Scenario 5: Sink Kubernetes events to EventBridge

EventBridge is a serverless event service provided by Alibaba Cloud. Alibaba Cloud services, custom applications, and software as a service (SaaS) applications can connect to EventBridge in a standardized and centralized manner. In addition, EventBridge can route events among these applications based on standardized CloudEvents 1.0 protocol. ACK events can be sunk to EventBridge, which allows you to build a loosely-coupled and distributed event-driven architecture in EventBridge. For more information about EventBridge, see What is EventBridge?.

  1. Activate EventBridge. For more information, see Activate EventBridge and grant permissions to a RAM user.

  2. Refer to Install the ack-node-problem-detector component to install the ack-node-problem-detector component.

    Note

    If the ack-node-problem-detector component is already installed, reinstall it. For more information, see Reinstall the ack-node-problem-detector component.

  3. On the Clusters page, find the cluster that you want to manage and click its name. In the left-side navigation pane, choose Applications > Helm.

  4. On the Helm page, find the ack-node-problem-detector component. Then, click Update in the Actions column of the component, set eventer.sinks.eventbridge.enable to true to enable EventBridge as a sink of Kubernetes events, and click OK.

    image

  5. After EventBridge is enabled as a sink of Kubernetes events, you can view Kubernetes events in the EventBridge console.

    1. Log on to the EventBridge console.

    2. In the left-side navigation pane, click Event Buses.

    3. On the Event Buses page, click the name of the target event bus.
    4. In the left-side navigation pane, click Event Tracking.
    5. Select a query method, set query conditions, and then click Query.

    6. In the list of events, find the event that you want to view and click Details in the Actions column.

      For more information, see Query events by event ID.

Reinstall the ack-node-problem-detector component

  1. Log on to the ACK console. In the left-side navigation pane, click Clusters.

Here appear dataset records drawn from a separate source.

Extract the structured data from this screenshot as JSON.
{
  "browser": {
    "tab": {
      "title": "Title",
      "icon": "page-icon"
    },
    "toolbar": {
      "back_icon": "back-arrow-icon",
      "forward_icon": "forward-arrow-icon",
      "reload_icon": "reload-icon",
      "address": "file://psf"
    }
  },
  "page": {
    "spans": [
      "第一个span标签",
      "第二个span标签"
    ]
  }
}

  2. On the Clusters page, find the cluster that you want to manage and click its name. In the left-side pane, choose Workloads > Jobs.

  3. On the Jobs page, click More on the right side of kube-eventer-init-v1.7-xxxx and click Delete.

  4. On the Clusters page, find the cluster that you want to manage and click its name. In the left-side pane, choose Applications > Helm.

  5. On the Helm page, delete the ack-node-problem-detector component.

  6. On the Clusters page, find the cluster that you want to manage and click its name. In the left-side navigation pane, choose Operations > Add-ons.

  7. On the Logging and Monitoring tab, find and reinstall ack-node-problem-detector.